At a time when it seems impossible to parse the land from the politics, Avadenka’s attention to Rahel’s work will likely do just that. “Much of the poetry of her time was about conquering the land,” she explains. “But Rahel’s poetry wasn’t about conquering. It was about the beauty of the place and what she found there.”
Indeed, though much time has passed since Rahel immersed herself in the beauty of the Israeli landscape, it is still just as striking. “Usually my work is not affected by landscape,” Avadenka shares, “but once I arrived at Cabri, and took in the views of the Galilee, I just began pointing and shooting with my camera and getting all of these great compositions. And so I started looking at the landscape as an unfolding scroll; it was unrolling in front of me.” She explains that the project is motivated in no small part by the idea of mapping Rahel’s life, and making a visual comment on the setting in which Rahel lived.
And in addition to mapping Rahel’s life through her art, Avadenka’s project goals include designing an educational guide that will serve as a companion piece to her prints and will include historical information about Rahel, allowing for yet another entry point into Rahel’s art and her ideas. She is planning to create a two-sided accordion book; one side will present Rahel’s poetry while the other will present a timeline of her life. The book will also offer study questions, the kind that prompt thinking about how Rahel made the choices she did, to “be 19 years old, and leave everything you know to move toward something you strongly believe in,” Avadenka explains. “How did Rahel understand the ideas and concepts of homeland, home and land? How did she explore and express notions of identity, independence, femininity, and individuality? These are some of the fundamental questions that will guide this project,” she writes.

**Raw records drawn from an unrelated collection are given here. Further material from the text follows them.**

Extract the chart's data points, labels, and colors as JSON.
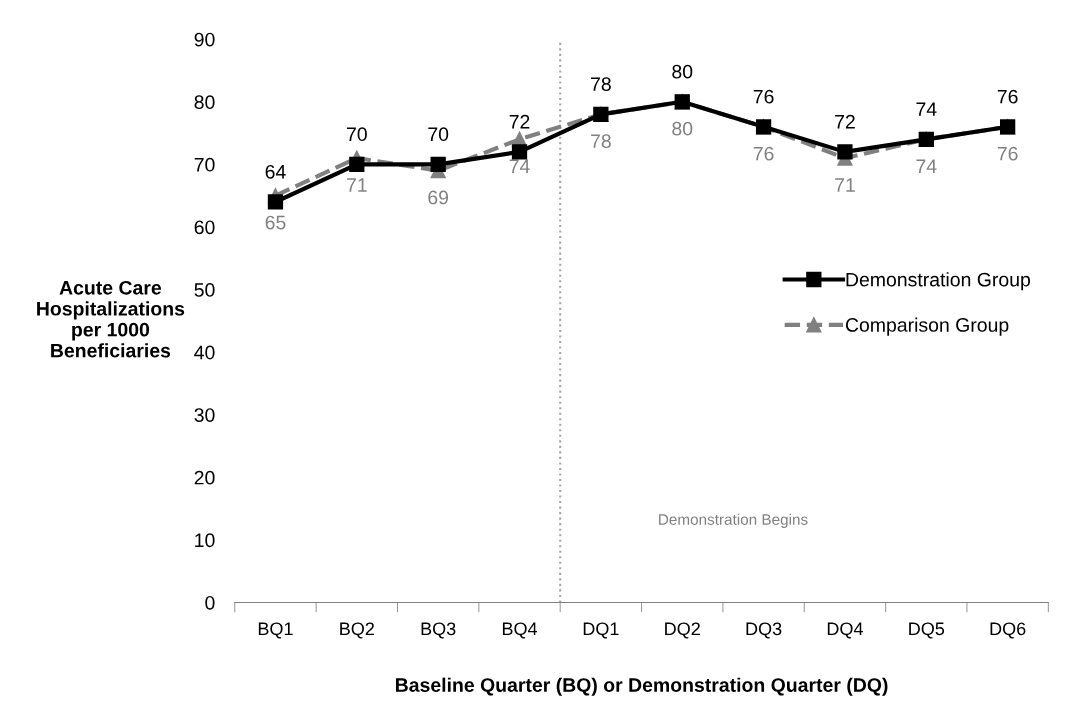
{
  "chart_data": {
    "type": "line",
    "xlabel": "Baseline Quarter (BQ) or Demonstration Quarter (DQ)",
    "ylabel": "Acute Care\nHospitalizations\nper 1000\nBeneficiaries",
    "categories": [
      "BQ1",
      "BQ2",
      "BQ3",
      "BQ4",
      "DQ1",
      "DQ2",
      "DQ3",
      "DQ4",
      "DQ5",
      "DQ6"
    ],
    "series": [
      {
        "name": "Demonstration Group",
        "color": "#000000",
        "marker": "square",
        "line_style": "solid",
        "values": [
          64,
          70,
          70,
          72,
          78,
          80,
          76,
          72,
          74,
          76
        ]
      },
      {
        "name": "Comparison Group",
        "color": "#808080",
        "marker": "triangle",
        "line_style": "dashed",
        "values": [
          65,
          71,
          69,
          74,
          78,
          80,
          76,
          71,
          74,
          76
        ]
      }
    ],
    "ylim": [
      0,
      90
    ],
    "yticks": [
      0,
      10,
      20,
      30,
      40,
      50,
      60,
      70,
      80,
      90
    ],
    "annotations": [
      "Demonstration Begins"
    ],
    "data_labels": true,
    "grid": false,
    "legend": "right"
  }
}
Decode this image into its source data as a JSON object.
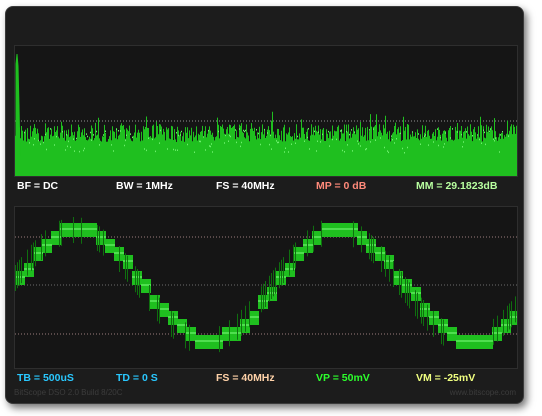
{
  "colors": {
    "background": "#1c1c1c",
    "trace": "#1fbf1f",
    "trace_bright": "#6cf06c",
    "label_white": "#ffffff",
    "label_salmon": "#ff8a7a",
    "label_lightgreen": "#b8ffa0",
    "label_cyan": "#29c8ff",
    "label_peach": "#ffd2a8",
    "label_green": "#2cff2c",
    "label_yellow": "#f0ff80"
  },
  "spectrum": {
    "status": {
      "bf": "BF = DC",
      "bw": "BW = 1MHz",
      "fs": "FS = 40MHz",
      "mp": "MP = 0 dB",
      "mm": "MM = 29.1823dB"
    }
  },
  "scope": {
    "status": {
      "tb": "TB = 500uS",
      "td": "TD = 0 S",
      "fs": "FS = 40MHz",
      "vp": "VP = 50mV",
      "vm": "VM = -25mV"
    },
    "waveform": {
      "shape": "stepped-sine",
      "cycles": 2
    }
  },
  "footer": {
    "build": "BitScope DSO 2.0 Build 8/20C",
    "url": "www.bitscope.com"
  }
}
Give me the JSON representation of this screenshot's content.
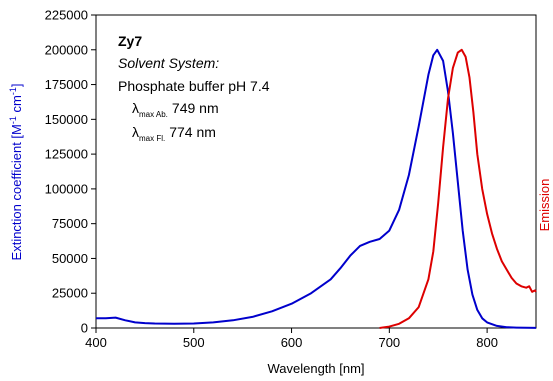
{
  "chart_data": {
    "type": "line",
    "xlabel": "Wavelength [nm]",
    "ylabel_prefix": "Extinction coefficient [M",
    "ylabel_sup1": "-1",
    "ylabel_mid": " cm",
    "ylabel_sup2": "-1",
    "ylabel_suffix": "]",
    "ylabel_right": "Emission",
    "xlim": [
      400,
      850
    ],
    "ylim": [
      0,
      225000
    ],
    "xticks": [
      "400",
      "500",
      "600",
      "700",
      "800"
    ],
    "yticks": [
      "0",
      "25000",
      "50000",
      "75000",
      "100000",
      "125000",
      "150000",
      "175000",
      "200000",
      "225000"
    ],
    "grid": false,
    "colors": {
      "absorption": "#0000cc",
      "emission": "#dd0000"
    },
    "annotation": {
      "compound": "Zy7",
      "solvent_label": "Solvent System:",
      "solvent": "Phosphate buffer pH 7.4",
      "lambda_ab_symbol": "λ",
      "lambda_ab_sub": "max Ab.",
      "lambda_ab_value": "749 nm",
      "lambda_fl_symbol": "λ",
      "lambda_fl_sub": "max Fl.",
      "lambda_fl_value": "774 nm"
    },
    "series": [
      {
        "key": "absorption",
        "x": [
          400,
          410,
          420,
          430,
          440,
          450,
          460,
          480,
          500,
          520,
          540,
          560,
          580,
          600,
          620,
          640,
          650,
          660,
          670,
          680,
          690,
          700,
          710,
          720,
          730,
          740,
          745,
          749,
          755,
          760,
          765,
          770,
          775,
          780,
          785,
          790,
          795,
          800,
          810,
          820,
          830,
          840,
          850
        ],
        "y": [
          7000,
          7000,
          7500,
          5500,
          4000,
          3500,
          3200,
          3000,
          3200,
          4000,
          5500,
          8000,
          12000,
          17500,
          25000,
          35000,
          43000,
          52000,
          59000,
          62000,
          64000,
          70000,
          85000,
          110000,
          145000,
          182000,
          196000,
          200000,
          192000,
          170000,
          140000,
          105000,
          70000,
          42000,
          24000,
          13000,
          7000,
          4000,
          1500,
          600,
          300,
          150,
          100
        ]
      },
      {
        "key": "emission",
        "x": [
          690,
          700,
          710,
          720,
          730,
          740,
          745,
          750,
          755,
          760,
          765,
          770,
          774,
          778,
          782,
          786,
          790,
          795,
          800,
          805,
          810,
          815,
          820,
          825,
          830,
          835,
          840,
          843,
          846,
          849,
          850
        ],
        "y": [
          0,
          1000,
          3000,
          7000,
          15000,
          35000,
          55000,
          90000,
          130000,
          165000,
          187000,
          198000,
          200000,
          195000,
          180000,
          155000,
          125000,
          100000,
          82000,
          68000,
          57000,
          48000,
          42000,
          36000,
          32000,
          30000,
          29000,
          30000,
          26000,
          27000,
          26000
        ]
      }
    ]
  }
}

Avadenka’s exhibition is slated to be on display at the Yeshiva University Museum in January of 2016. As of right now, she’s planning to install a wall of artifacts that will help put Rahel’s life in context for visitors, along with an installation of the pieces she created while at Cabri. She might also add a bookcase or cabinet of curiosities to the exhibit, a mixed media piece that would allow visitors more opportunity to immerse deeply into the artistic detritus of Rahel’s life.
Avadenka’s art invites one to enter into it, to turn the pages of a book, to get up close to a large-scale installation, to pore over the curiosities in a cabinet. And Rahel’s poetry invites the reader to enter into “it” too, though in Rahel’s case, “it” definitively means the land of Israel, which can at once be both beautiful and painful.
In Zemer Nugeh Rahel writes,
“This earth is much and in it there are many paths
meeting narrowly, separating forever.
A man asks, but his legs too weak
He will not find what he has lost”
Rahel’s poetry reveals her deep love of the soil and sea of Eretz Yisrael but also, her melancholy and longing, her knowledge that nothing lasts and our days are few.
Today, we know these same struggles, wrestle with these same questions, and marvel over the same beauty of the land that Rahel marveled over a century ago. Perhaps though, by asking questions and seeking answers, by turning books into art and immersing ourselves in the landscape of our heritage, and indeed, by accessing the new Jewish texts of artists like Avadenka, we can mitigate some of the struggle and longing. And perhaps in this way, we might find some of what has been lost.